Less common are the “rescuer” types who believe they are saving animals, who usually won’t open their doors to officers and require relationship building. The most infrequent, and most sensationalized, cases are the “exploiters,” the cruelty cases that the county actively seeks to prosecute.
A pair of macaws are carried to a waiting van as Baltimore County Department of Health animal services division officers remove dozens of animals from a home in Halethorpe. (Jerry Jackson/The Banner)
“The majority of cases call for compassion,” said Valera, adding that the county has just launched a multi-agency task force to better meet the needs of both animals and residents.
County officers are increasingly finding people unable to feed themselves or their animals, even as they accumulate more animals in their homes.
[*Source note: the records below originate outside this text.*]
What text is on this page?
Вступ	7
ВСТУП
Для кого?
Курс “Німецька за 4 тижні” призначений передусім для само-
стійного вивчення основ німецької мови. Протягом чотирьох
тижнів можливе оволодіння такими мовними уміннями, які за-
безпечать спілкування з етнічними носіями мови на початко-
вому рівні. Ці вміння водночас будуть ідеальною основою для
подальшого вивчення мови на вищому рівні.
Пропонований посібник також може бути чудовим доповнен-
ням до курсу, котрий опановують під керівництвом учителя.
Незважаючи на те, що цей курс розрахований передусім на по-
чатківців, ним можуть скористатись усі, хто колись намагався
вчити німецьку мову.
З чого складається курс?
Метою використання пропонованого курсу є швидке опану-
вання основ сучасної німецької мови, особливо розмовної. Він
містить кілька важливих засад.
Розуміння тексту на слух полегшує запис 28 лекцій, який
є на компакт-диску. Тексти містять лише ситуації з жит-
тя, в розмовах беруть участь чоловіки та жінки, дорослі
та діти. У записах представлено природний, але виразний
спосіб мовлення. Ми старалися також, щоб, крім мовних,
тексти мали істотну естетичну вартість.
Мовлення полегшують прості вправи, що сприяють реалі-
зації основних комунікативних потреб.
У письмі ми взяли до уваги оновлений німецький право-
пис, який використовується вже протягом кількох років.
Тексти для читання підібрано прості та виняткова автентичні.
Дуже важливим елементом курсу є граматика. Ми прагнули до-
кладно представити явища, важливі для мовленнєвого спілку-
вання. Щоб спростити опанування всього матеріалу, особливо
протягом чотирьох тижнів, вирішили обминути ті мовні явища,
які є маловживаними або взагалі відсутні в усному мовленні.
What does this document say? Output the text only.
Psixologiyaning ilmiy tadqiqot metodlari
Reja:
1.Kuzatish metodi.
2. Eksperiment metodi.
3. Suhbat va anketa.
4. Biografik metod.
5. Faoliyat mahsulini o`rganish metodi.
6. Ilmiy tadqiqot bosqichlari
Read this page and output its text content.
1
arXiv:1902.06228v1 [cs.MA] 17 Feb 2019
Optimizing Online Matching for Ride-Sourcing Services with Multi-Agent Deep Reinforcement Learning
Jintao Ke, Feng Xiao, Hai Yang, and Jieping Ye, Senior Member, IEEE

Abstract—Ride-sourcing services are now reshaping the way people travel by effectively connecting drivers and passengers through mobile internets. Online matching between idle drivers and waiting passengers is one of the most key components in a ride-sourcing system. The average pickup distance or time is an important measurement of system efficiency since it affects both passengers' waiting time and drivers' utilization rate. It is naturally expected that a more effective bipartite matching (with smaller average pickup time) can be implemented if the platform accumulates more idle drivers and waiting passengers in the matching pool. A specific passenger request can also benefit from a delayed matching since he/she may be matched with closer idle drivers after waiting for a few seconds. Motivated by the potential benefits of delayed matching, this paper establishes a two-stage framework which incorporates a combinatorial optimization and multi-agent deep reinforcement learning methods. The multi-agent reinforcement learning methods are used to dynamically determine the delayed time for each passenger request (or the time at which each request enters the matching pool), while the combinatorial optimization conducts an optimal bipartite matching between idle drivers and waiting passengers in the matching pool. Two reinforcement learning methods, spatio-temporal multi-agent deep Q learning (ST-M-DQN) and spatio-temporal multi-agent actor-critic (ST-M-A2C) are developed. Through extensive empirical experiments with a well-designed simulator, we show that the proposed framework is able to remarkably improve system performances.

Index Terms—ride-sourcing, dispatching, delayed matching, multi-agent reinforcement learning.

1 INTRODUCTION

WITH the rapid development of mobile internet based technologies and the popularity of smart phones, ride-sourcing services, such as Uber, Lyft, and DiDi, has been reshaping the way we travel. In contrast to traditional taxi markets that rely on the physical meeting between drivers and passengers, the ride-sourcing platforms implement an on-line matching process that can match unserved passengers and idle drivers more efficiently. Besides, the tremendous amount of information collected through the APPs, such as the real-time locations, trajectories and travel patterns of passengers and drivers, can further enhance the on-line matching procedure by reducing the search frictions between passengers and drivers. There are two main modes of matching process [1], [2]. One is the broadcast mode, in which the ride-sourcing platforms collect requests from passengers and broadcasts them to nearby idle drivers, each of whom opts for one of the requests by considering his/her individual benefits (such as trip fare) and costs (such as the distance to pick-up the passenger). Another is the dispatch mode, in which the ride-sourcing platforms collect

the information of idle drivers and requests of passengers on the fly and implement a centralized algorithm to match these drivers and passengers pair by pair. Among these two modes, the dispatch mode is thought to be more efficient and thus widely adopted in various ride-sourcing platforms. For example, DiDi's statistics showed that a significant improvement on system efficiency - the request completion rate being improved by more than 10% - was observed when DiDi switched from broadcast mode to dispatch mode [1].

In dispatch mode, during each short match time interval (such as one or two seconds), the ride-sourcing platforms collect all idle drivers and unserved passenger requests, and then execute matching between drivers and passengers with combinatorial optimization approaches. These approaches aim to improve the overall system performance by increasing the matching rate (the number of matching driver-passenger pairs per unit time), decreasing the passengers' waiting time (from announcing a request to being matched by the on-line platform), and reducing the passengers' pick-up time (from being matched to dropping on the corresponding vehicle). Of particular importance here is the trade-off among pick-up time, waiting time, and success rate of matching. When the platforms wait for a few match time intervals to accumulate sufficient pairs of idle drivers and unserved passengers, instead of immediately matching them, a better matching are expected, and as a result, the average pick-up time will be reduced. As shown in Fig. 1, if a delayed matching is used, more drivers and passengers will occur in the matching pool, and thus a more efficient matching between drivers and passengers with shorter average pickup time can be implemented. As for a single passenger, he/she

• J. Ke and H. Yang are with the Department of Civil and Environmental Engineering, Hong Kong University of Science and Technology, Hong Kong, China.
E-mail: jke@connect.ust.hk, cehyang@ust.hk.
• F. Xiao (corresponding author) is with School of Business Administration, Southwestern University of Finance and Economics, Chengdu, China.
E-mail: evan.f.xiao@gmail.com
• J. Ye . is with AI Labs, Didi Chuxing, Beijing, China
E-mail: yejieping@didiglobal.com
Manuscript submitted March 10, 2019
He said officers are no longer surprised to find that hoarders have run out of space indoors and have moved into their cars.
“We are trying to work more seamlessly to get people the resources they need sooner rather than later,” though he said a challenge is a national lack of access to mental health services.
The Animal Legal Defense Fund is among the groups working for a more systematic approach to hoarding cases nationally, one that determines when someone needs treatment and supervision versus punishment.
Rosengard said schools, from legal to veterinary, are already adding training on hoarding.
Gibby, 3 months old, was rescued from a hoarding case in Halethorpe in February, and will be available for adoption from Baltimore County Animals Services on Saturday. (Baltimore County Animal Services)
And a few courts are just beginning to offer mental heath assessments for hoarders, but a more coordinated statewide or national approach is needed to ensure better outcomes for people and animals, he said.
Many experts say more people need treatment and supervision, especially if they are permitted to keep a small number of animals, a tactic increasingly tested to reduce recidivism and trauma for hoarders losing their closest relationships.
But how such a coordinated process unfolds and is funded remains unclear.
Rosengard said many animal control offices and shelters are underfunded. And Varela said paying for animal care from just one hoarding case can be immense.
The treatment typically offered hoarders can be lifelong.
An improved process “is in its infancy,” Rosengard said. “We’re not there yet.”